Toutes les potentialités du monde rural doivent être exploitées, avec, en priorité, les terres agricoles soulaliyates, dont nous avons préconisé la mobilisation pour la réalisation de projets d’investissements agricoles”, a demandé Mohammed VI dans son discours prononcé le 20 août, près d’un mois après l’adoption par le Parlement des projets de loi relatifs aux terres collectives.
Régies jusque-là par un dahir de 1919 “organisant la tutelle administrative des collectivités… indigènes”, les terres soulaliyates seront ouvertes à la melkisation (appropriation, NDLR) et mobilisées pour l’investissement. Parmi les objectifs de l’opération : faire émerger une classe moyenne rurale. La population concernée a-t-elle été consultée ? Comment préserver ses intérêts et la protéger contre la spéculation ? L’architecte de la nouvelle loi, Abdelmajid El Henkari, gouverneur et directeur des affaires rurales au Ministère de l’Intérieur, répond nos questions.
TelQuel : Un million d’hectares de terres collectives seront mobilisés pour l’investissement. Il s’agit d’une superficie énorme, car depuis l’indépendance, l’Etat n’a mobilisé que 1,7 million sur les 9 millions d’hectares de terres cultivées. La population concernée a-t-elle été consultée ?
Abdelmajid Hankari : L’appel lancé par Sa Majesté pour la mobilisation de ce million d’hectares fait suite à la réalisation d’un travail en profondeur avec les collectivités et les naïbs (représentants) des terres collectives. Ce n’est qu’une partie d’un grand chantier débuté en 2014. Cette mobilisation ne concerne que les investissements pour les ayants droit ou pour les particuliers.

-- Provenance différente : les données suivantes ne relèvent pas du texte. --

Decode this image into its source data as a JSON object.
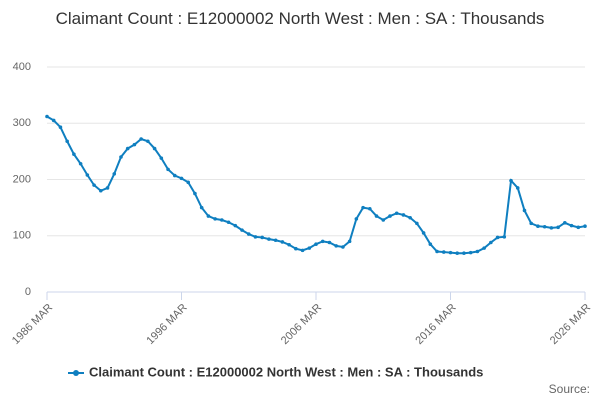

En parallèle, une opération importante de melkisation des terres collectives agricoles en bour (zone de culture sèche, NDLR) a été menée au profit des ayants droit. Cela concerne près d’un million d’hectares. Un troisième chantier relatif à la melkisation 337.000 hectares de terres collectives situées à l‘intérieur des périmètres irrigués a été lancé. 67.000 hectares de ces terres entrent dans le cadre du programme Millennium Compact (partenariat maroco-américain, NDLR).
Qu’en est-il de l’investissement privé ?
On continue à mobiliser les grandes superficies pour les investissements privés, car nous considérons que ces derniers tirent le petit investisseur vers le haut. Une expérience a été réalisée à Errachidia où 24.000 hectares ont été mobilisés pour les palmiers dattiers. Après ce test, nous avons reçu des milliers de dossiers émanant de petits agriculteurs et surtout d’ayants droit.
Ne craignez-vous pas que la nouvelle loi aiguise l’appétit du secteur privé et encourage la spéculation ?
La spéculation est un grand problème, mais on ne peut pas dire qu’on en viendra à bout, car c’est impossible. Cela dit, les nouveaux textes adoptés au parlement prévoient des sanctions très sévères contre la spéculation, contrairement au dahir de 1919. Ceci permettra de limiter les dégâts. Mais à ma grande surprise, beaucoup de parties prenantes de la loi se sont plaintes des sanctions contre une éventuelle spéculation…
Un autre risque peut faire surface, celui que de grandes structures “prennent d’assaut” ces terres au détriment des ayants droit…
Certains critères seront pris en compte dans le traitement des dossiers, comme la taille des exploitations. Il n’y aura pas de privilège, mais chacun, petits et grands exploitants, pourra trouver son bonheur. La disponibilité est telle, que chacun peut trouver sa place.